Forty Years Ago: Part 5

In the year leading up to the fortieth anniversary of the fall of Phnom Penh to the Khmer Rouge on 17 April 1975 we are publishing extracts from the newsletters produced by Cambodia for Christ.

Newsletter 4, May 1974

This month in Cambodia the monsoon rains began to fall, bringing to a halt until October most of the military activity – perhaps a time of peace for a while. Life goes on as normal for the Khmer people accustomed now to the signs of war in their midst: soldiers, refugees, curfews and power cuts. The past three years have seen progress and some setbacks for the government of Cambodia in the defence of their country. Though the communists are strong in the rural areas and have conscripted many Cambodians for their “liberation” army, they have had few major successes, and their two campaigns to take the capital of Phnom Penh have failed after many predictions that it would fall. In three years the Khmer Rouge have only succeeded in taking one provincial capital, the small but historically significant town of Oudong, once the Royal Capital, a town of about 50,000 people lying about 24 miles north-west of Phnom Penh. Oudong fell in March this year. The bombing of Phnom Penh’s suburbs which caused panic and confusion and led to the exodus of many foreigners stopped after a month due to heavy shelling of the communist position by government forces. The Khmer army is beginning to regain confidence and it seems as if the present situation could continue indefinitely, with neither side able to gain complete victory.

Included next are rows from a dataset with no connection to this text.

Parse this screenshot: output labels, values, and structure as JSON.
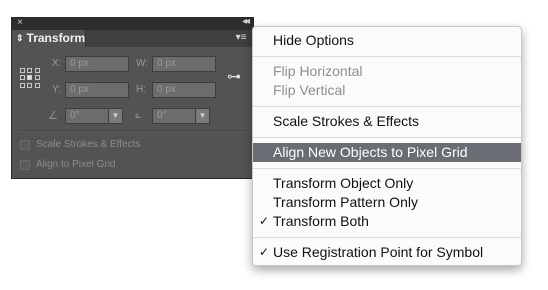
{
  "panel": {
    "tab_label": "Transform",
    "close_glyph": "×",
    "collapse_glyph": "◂◂",
    "menu_glyph": "▾≡",
    "x_label": "X:",
    "x_value": "0 px",
    "y_label": "Y:",
    "y_value": "0 px",
    "w_label": "W:",
    "w_value": "0 px",
    "h_label": "H:",
    "h_value": "0 px",
    "rotate_value": "0°",
    "shear_value": "0°",
    "scale_strokes_label": "Scale Strokes & Effects",
    "align_pixel_label": "Align to Pixel Grid",
    "link_icon": "constrain-proportions-icon"
  },
  "menu": {
    "items": [
      {
        "label": "Hide Options",
        "enabled": true
      },
      {
        "label": "Flip Horizontal",
        "enabled": false
      },
      {
        "label": "Flip Vertical",
        "enabled": false
      },
      {
        "label": "Scale Strokes & Effects",
        "enabled": true
      },
      {
        "label": "Align New Objects to Pixel Grid",
        "enabled": true,
        "highlighted": true
      },
      {
        "label": "Transform Object Only",
        "enabled": true
      },
      {
        "label": "Transform Pattern Only",
        "enabled": true
      },
      {
        "label": "Transform Both",
        "enabled": true,
        "checked": true
      },
      {
        "label": "Use Registration Point for Symbol",
        "enabled": true,
        "checked": true
      }
    ],
    "check_glyph": "✓"
  },
  "colors": {
    "panel_bg": "#535353",
    "menu_highlight": "#6b6d74"
  }
}
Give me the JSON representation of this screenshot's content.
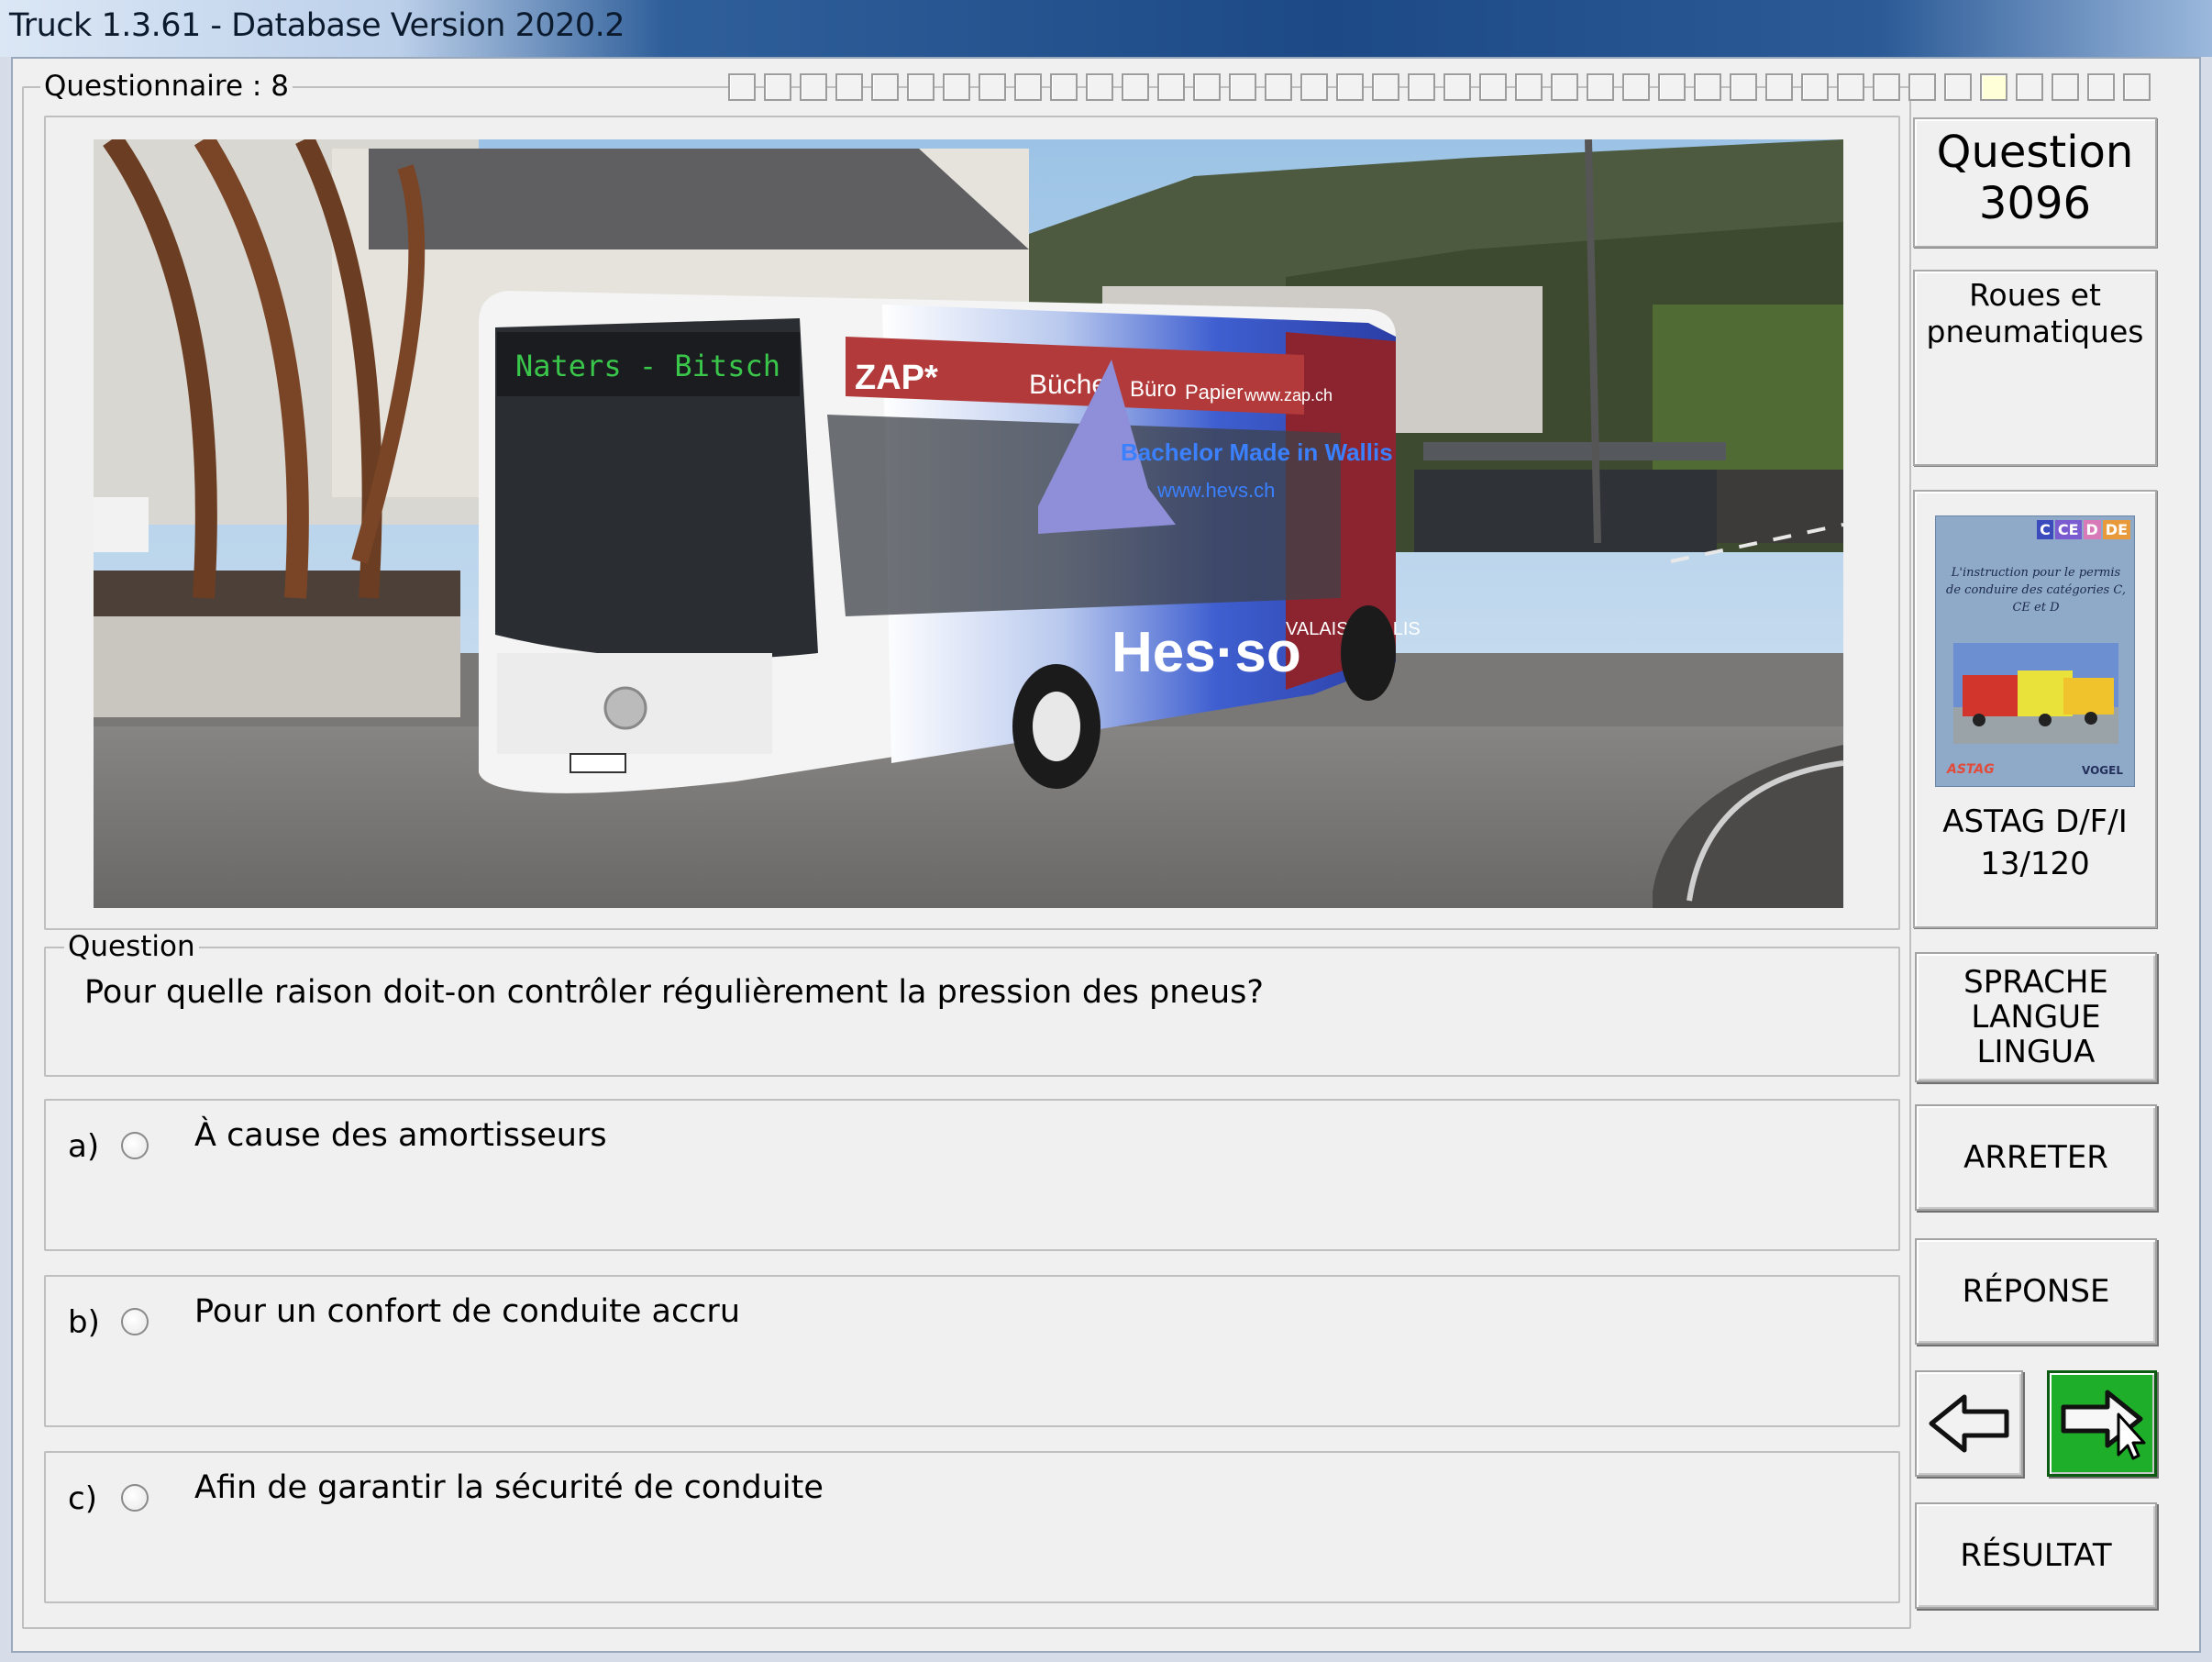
{
  "window": {
    "title": "Truck 1.3.61 - Database Version 2020.2"
  },
  "questionnaire": {
    "label": "Questionnaire : 8",
    "progress_total": 40,
    "progress_active_index": 35
  },
  "question_panel": {
    "number_label": "Question",
    "number": "3096",
    "category": "Roues et pneumatiques",
    "book": {
      "badges": [
        "C",
        "CE",
        "D",
        "DE"
      ],
      "cover_text": "L'instruction pour le permis de conduire des catégories C, CE et D",
      "publisher_left": "ASTAG",
      "publisher_right": "VOGEL",
      "reference_line1": "ASTAG D/F/I",
      "reference_line2": "13/120"
    }
  },
  "question": {
    "group_label": "Question",
    "text": "Pour quelle raison doit-on contrôler régulièrement la pression des pneus?"
  },
  "answers": [
    {
      "letter": "a)",
      "text": "À cause des amortisseurs"
    },
    {
      "letter": "b)",
      "text": "Pour un confort de conduite accru"
    },
    {
      "letter": "c)",
      "text": "Afin de garantir la sécurité de conduite"
    }
  ],
  "buttons": {
    "language_line1": "SPRACHE",
    "language_line2": "LANGUE",
    "language_line3": "LINGUA",
    "stop": "ARRETER",
    "answer": "RÉPONSE",
    "result": "RÉSULTAT"
  },
  "photo": {
    "bus_destination": "Naters - Bitsch",
    "ad_zap": "ZAP*",
    "ad_buecher": "Bücher",
    "ad_buero": "Büro",
    "ad_papier": "Papier",
    "ad_url": "www.zap.ch",
    "ad_bachelor": "Bachelor Made in Wallis",
    "ad_hes_url": "www.hevs.ch",
    "ad_hesso": "Hes·so",
    "ad_valais": "VALAIS WALLIS"
  },
  "colors": {
    "next_button": "#1fae2a",
    "titlebar": "#1d4a86",
    "book_bg": "#8fa9c8"
  }
}
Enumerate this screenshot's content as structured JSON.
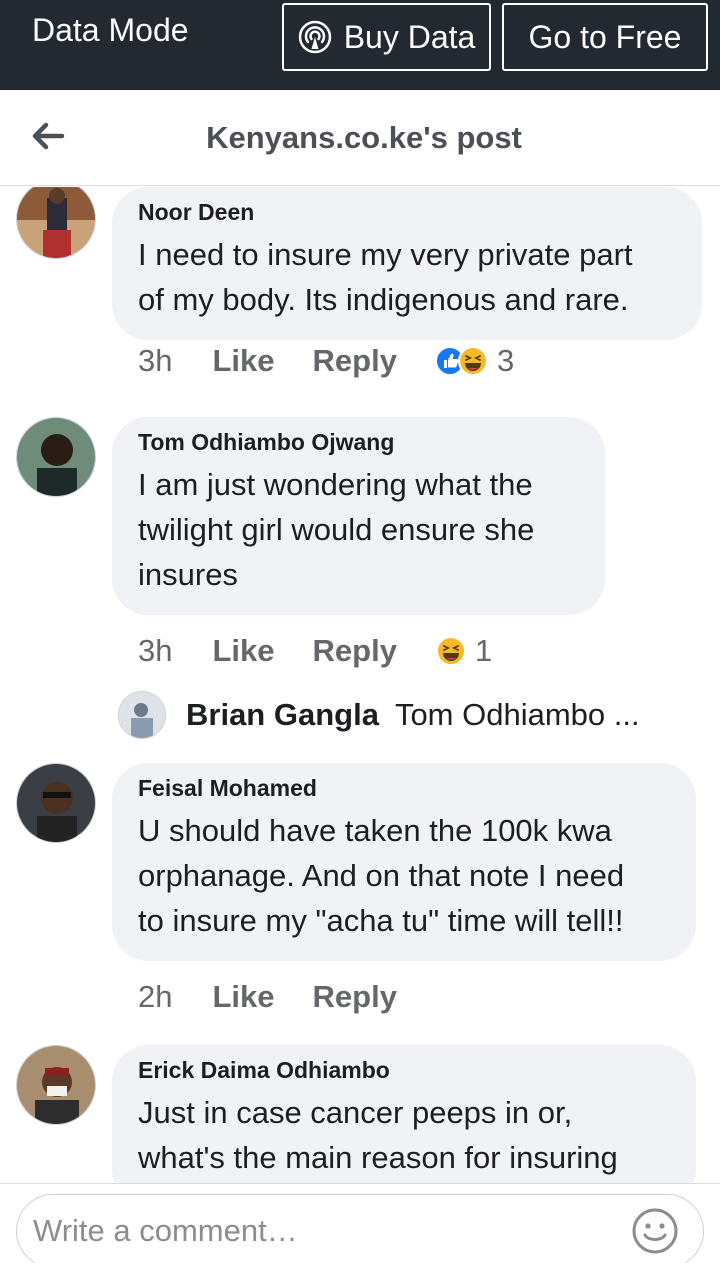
{
  "databar": {
    "mode_label": "Data Mode",
    "buy_label": "Buy Data",
    "free_label": "Go to Free"
  },
  "header": {
    "title": "Kenyans.co.ke's post"
  },
  "comments": [
    {
      "name": "Noor Deen",
      "text": "I need to insure my very private part\nof my body. Its indigenous and rare.",
      "time": "3h",
      "like": "Like",
      "reply": "Reply",
      "reactions": [
        "like",
        "haha"
      ],
      "reaction_count": "3"
    },
    {
      "name": "Tom Odhiambo Ojwang",
      "text": "I am just wondering what the\ntwilight girl would ensure she\ninsures",
      "time": "3h",
      "like": "Like",
      "reply": "Reply",
      "reactions": [
        "haha"
      ],
      "reaction_count": "1",
      "reply_preview": {
        "name": "Brian Gangla",
        "text": "Tom Odhiambo ..."
      }
    },
    {
      "name": "Feisal Mohamed",
      "text": "U should have taken the 100k kwa\norphanage. And on that note I need\nto insure my \"acha tu\" time will tell!!",
      "time": "2h",
      "like": "Like",
      "reply": "Reply"
    },
    {
      "name": "Erick Daima Odhiambo",
      "text": "Just in case cancer peeps in or,\nwhat's the main reason for insuring"
    }
  ],
  "composer": {
    "placeholder": "Write a comment…"
  },
  "icons": {
    "back": "back-arrow-icon",
    "buy": "broadcast-icon",
    "emoji": "emoji-icon"
  },
  "colors": {
    "databar_bg": "#232931",
    "bubble_bg": "#f0f2f5",
    "like_blue": "#1877f2",
    "haha_yellow": "#f7b928"
  }
}
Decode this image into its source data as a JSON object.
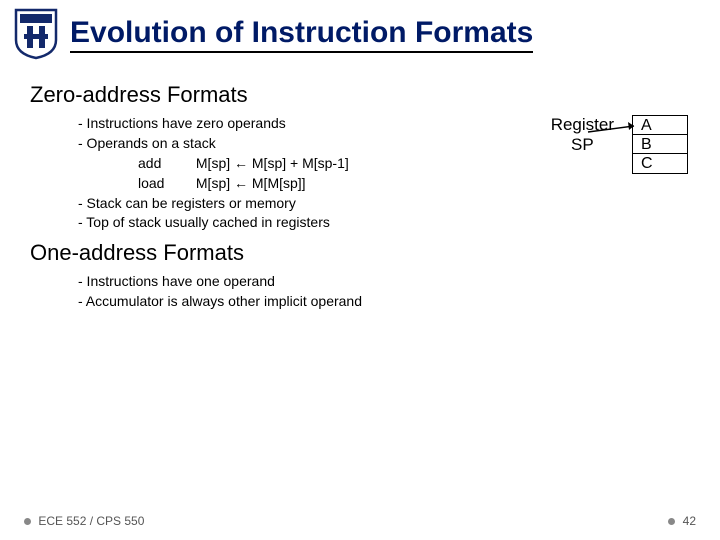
{
  "title": "Evolution of Instruction Formats",
  "sections": {
    "zero": {
      "heading": "Zero-address Formats",
      "b1": "- Instructions have zero operands",
      "b2": "- Operands on a stack",
      "op1m": "add",
      "op1e": "M[sp] ← M[sp] + M[sp-1]",
      "op2m": "load",
      "op2e": "M[sp] ← M[M[sp]]",
      "b3": "- Stack can be registers or memory",
      "b4": "- Top of stack usually cached in registers"
    },
    "one": {
      "heading": "One-address Formats",
      "b1": "- Instructions have one operand",
      "b2": "- Accumulator is always other implicit operand"
    }
  },
  "diagram": {
    "label1": "Register",
    "label2": "SP",
    "cells": {
      "a": "A",
      "b": "B",
      "c": "C"
    }
  },
  "footer": {
    "left": "ECE 552 / CPS 550",
    "right": "42"
  }
}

Missionaries in Phnom Penh report that although the war has had its effect, military-wise it is calmer than expected and rocket scars are not as evident as the news media would lead one to think. The airport was 90% destroyed in 1970, but today you would not detect that it had been hit. Malnutrition amongst refugees is one of the biggest problems and although many relief agencies are at work, refugees do not have the money to buy proper food and the children especially are suffering.

All Cambodians are aware of the serious political and economic situation. Khmer Christians are praying, that there may be many more years of opportunity to share their faith with their own people. One young Cambodian when asked if he was prepared to stand for his faith in the event of a hostile takeover said he was, and that he fully expected to be behind bars one day because of his love for Jesus Christ. It is commonly felt among Christians in Cambodia that a regime hostile to Christianity could put the Cambodian Church back into the shadows once again. Christians need to remember this tiny land of seven million people and its small, but growing Church. In letters from Khmer Christians they always plead that we urge the Body of Christ everywhere to pray for Cambodia and the Christian witness there. Will you pray?